Mas lamento muito quatro ausências entre os indicados.
São quatro filmes que, apesar de zero indicações, considero entre os melhores da temporada — e que, em maior ou menor grau, tinham chances reais de figurar na lista do Oscar, atraindo mais espectadores.
Vejam o caso de Identidade (em cartaz na Netflix), a adaptação de um romance publicado em 1929 pela escritora estadunidense Nella Larsen (Passing, no título original).

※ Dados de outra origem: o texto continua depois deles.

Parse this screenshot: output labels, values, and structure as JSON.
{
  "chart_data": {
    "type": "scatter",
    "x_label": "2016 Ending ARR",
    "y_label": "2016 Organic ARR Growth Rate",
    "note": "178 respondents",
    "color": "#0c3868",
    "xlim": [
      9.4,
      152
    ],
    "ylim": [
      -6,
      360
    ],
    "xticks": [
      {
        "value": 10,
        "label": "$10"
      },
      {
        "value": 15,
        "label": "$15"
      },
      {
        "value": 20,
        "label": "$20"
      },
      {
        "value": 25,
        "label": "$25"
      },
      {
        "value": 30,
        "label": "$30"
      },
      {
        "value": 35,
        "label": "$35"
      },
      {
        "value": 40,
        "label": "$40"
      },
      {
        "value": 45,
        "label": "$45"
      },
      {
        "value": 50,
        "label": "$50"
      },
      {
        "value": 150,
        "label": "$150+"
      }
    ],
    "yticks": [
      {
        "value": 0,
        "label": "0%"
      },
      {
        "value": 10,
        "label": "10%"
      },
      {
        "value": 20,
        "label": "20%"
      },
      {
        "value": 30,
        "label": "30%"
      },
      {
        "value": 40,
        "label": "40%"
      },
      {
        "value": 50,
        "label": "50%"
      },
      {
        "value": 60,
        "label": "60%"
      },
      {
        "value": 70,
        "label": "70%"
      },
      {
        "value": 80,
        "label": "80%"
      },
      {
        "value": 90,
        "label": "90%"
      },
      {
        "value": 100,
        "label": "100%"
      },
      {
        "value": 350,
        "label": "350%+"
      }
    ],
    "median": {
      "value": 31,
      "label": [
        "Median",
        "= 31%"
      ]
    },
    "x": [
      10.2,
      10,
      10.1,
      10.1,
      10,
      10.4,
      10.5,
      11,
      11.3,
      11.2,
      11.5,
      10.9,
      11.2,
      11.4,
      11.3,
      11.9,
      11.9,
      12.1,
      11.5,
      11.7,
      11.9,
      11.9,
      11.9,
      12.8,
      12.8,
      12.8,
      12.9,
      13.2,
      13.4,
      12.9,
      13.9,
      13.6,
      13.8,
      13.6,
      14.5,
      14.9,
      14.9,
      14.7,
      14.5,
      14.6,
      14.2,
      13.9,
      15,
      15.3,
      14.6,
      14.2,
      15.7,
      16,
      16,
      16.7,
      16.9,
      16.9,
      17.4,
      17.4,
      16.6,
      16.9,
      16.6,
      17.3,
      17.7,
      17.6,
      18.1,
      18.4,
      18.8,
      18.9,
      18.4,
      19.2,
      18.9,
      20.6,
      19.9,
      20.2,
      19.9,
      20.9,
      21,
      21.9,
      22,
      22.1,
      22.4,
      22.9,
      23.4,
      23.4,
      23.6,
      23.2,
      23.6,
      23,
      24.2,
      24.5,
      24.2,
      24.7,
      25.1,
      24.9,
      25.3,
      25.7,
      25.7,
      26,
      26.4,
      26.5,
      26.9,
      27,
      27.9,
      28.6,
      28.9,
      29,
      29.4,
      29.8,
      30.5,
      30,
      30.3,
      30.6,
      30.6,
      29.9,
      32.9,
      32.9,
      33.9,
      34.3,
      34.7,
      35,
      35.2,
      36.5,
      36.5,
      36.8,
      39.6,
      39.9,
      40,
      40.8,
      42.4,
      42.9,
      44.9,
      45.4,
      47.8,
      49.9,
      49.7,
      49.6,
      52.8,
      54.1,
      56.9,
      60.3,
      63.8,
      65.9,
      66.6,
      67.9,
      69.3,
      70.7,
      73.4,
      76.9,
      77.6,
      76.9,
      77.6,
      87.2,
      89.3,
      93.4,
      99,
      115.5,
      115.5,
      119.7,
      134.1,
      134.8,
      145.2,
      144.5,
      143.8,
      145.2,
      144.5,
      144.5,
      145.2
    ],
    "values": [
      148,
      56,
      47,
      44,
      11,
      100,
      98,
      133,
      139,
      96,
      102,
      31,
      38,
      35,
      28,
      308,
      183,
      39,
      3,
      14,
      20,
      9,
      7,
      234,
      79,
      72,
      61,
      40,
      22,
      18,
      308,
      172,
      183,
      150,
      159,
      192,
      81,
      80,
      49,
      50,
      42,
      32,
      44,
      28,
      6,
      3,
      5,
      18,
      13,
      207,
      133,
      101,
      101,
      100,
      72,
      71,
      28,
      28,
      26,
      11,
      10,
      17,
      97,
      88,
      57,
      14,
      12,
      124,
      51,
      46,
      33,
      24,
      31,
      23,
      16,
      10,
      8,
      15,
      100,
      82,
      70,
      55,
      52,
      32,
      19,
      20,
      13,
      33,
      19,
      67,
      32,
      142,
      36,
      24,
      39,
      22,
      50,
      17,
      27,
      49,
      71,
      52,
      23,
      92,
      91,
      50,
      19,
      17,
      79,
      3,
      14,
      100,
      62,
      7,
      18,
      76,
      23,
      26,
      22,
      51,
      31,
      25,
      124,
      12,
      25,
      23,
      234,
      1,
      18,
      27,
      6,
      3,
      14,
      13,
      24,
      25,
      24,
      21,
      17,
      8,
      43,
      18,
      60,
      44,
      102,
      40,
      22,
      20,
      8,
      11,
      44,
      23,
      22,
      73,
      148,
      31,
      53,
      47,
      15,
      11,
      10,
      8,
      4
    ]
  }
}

Disputou cinco categorias no Gotham Awards (destinado a produções com orçamento de até US$ 35 milhões) e soma quatro indicações ao Bafta: melhor filme britânico, atriz (Tessa Thompson), atriz coadjuvante (Ruth Negga, também indicada ao Globo de Ouro, ao SAG Awards, do Sindicato dos Atores dos EUA, e ao Independent Spirit Awards) e melhor estreia de um diretor, roteirista ou produtor britânico (Rebecca Hall, também concorrente ao troféu de estreante do Sindicato dos Diretores dos EUA).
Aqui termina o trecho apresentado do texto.